Hambatan yang muncul dalam evakuasi mayat ini, kata Kapten Aris B, Wakil
Komandan Satgas Armed Pas Marinir I, justru timbul dari terbatasnya dukungan
logistik. "Kami masih harus datang ke posko-posko atau lapangan udara guna
mendapatkan kantong mayat atau makanan dan minuman untuk anggota. Karena
tidak ada pihak yang resmi membiayai operasi ini. Untunglah posko-posko
selalu memberi apa yang kami butuh," kata Aris.

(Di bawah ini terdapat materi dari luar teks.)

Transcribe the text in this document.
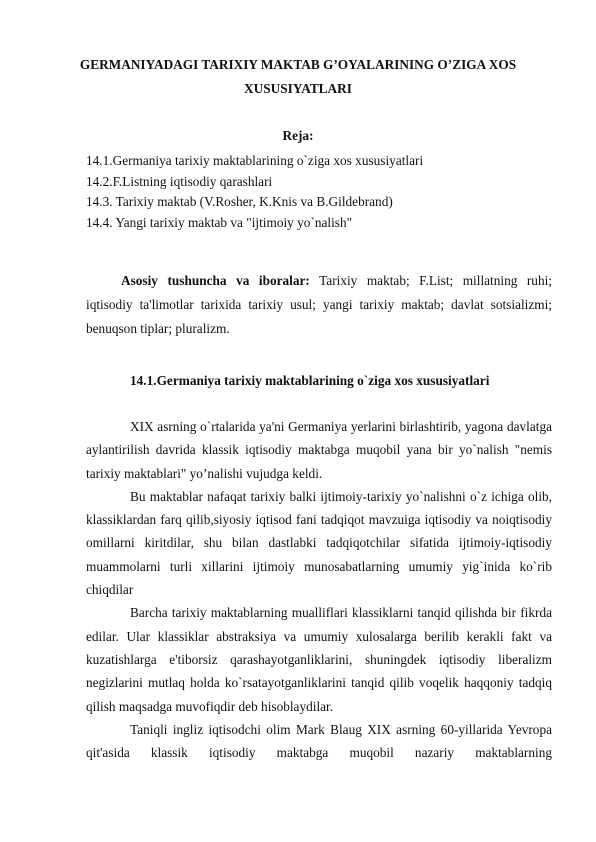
GERMANIYADAGI TARIXIY MAKTAB G’OYALARINING O’ZIGA XOS XUSUSIYATLARI
Reja:
14.1.Germaniya tarixiy maktablarining o`ziga xos xususiyatlari
14.2.F.Listning iqtisodiy qarashlari
14.3. Tarixiy maktab (V.Rosher, K.Knis va B.Gildebrand)
14.4. Yangi tarixiy maktab va "ijtimoiy yo`nalish"
Asosiy tushuncha va iboralar: Tarixiy maktab; F.List; millatning ruhi; iqtisodiy ta'limotlar tarixida tarixiy usul; yangi tarixiy maktab; davlat sotsializmi; benuqson tiplar; pluralizm.
14.1.Germaniya tarixiy maktablarining o`ziga xos xususiyatlari

XIX asrning o`rtalarida ya'ni Germaniya yerlarini birlashtirib, yagona davlatga aylantirilish davrida klassik iqtisodiy maktabga muqobil yana bir yo`nalish "nemis tarixiy maktablari" yo’nalishi vujudga keldi.

Bu maktablar nafaqat tarixiy balki ijtimoiy-tarixiy yo`nalishni o`z ichiga olib, klassiklardan farq qilib,siyosiy iqtisod fani tadqiqot mavzuiga iqtisodiy va noiqtisodiy omillarni kiritdilar, shu bilan dastlabki tadqiqotchilar sifatida ijtimoiy-iqtisodiy muammolarni turli xillarini ijtimoiy munosabatlarning umumiy yig`inida ko`rib chiqdilar

Barcha tarixiy maktablarning mualliflari klassiklarni tanqid qilishda bir fikrda edilar. Ular klassiklar abstraksiya va umumiy xulosalarga berilib kerakli fakt va kuzatishlarga e'tiborsiz qarashayotganliklarini, shuningdek iqtisodiy liberalizm negizlarini mutlaq holda ko`rsatayotganliklarini tanqid qilib voqelik haqqoniy tadqiq qilish maqsadga muvofiqdir deb hisoblaydilar.

Taniqli ingliz iqtisodchi olim Mark Blaug XIX asrning 60-yillarida Yevropa qit'asida klassik iqtisodiy maktabga muqobil nazariy maktablarning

Gangguan lain, lanjut Aris, datang dari anggota Gerakan Aceh Merdeka (GAM).
"Tanggal 10 Februari lalu kami sempat bentrok dengan GAM ketika mengevakuasi
mayat di daerah Lhok Nga. Saat itu ada dua anggota GAM yang dapat kami
tangkap," kata Aris. "Untuk mengantisipasi gangguan GAM, semua anggota
pasukan bersenjata lengkap saat evakuasi".

Namun, berbagai gangguan tidak mengendorkan semangat Satgas Armed Pas
Marinir I. Bahkan, saking semangatnya memenuhi panggilan nurani, Sinaga
memutuskan memenuhi permintaan Dandim 0101 Aceh Besar Letkol Joko Warsito
untuk bertahan di Banda Aceh daripada ke Lhokseumawe seperti diperintahkan
semula. Keputusan Sinaga patut dihargai. Sebab, meski sudah 120.514 mayat
yang dievakuasi, masih ada 114.897 lain yang diberitakan hilang.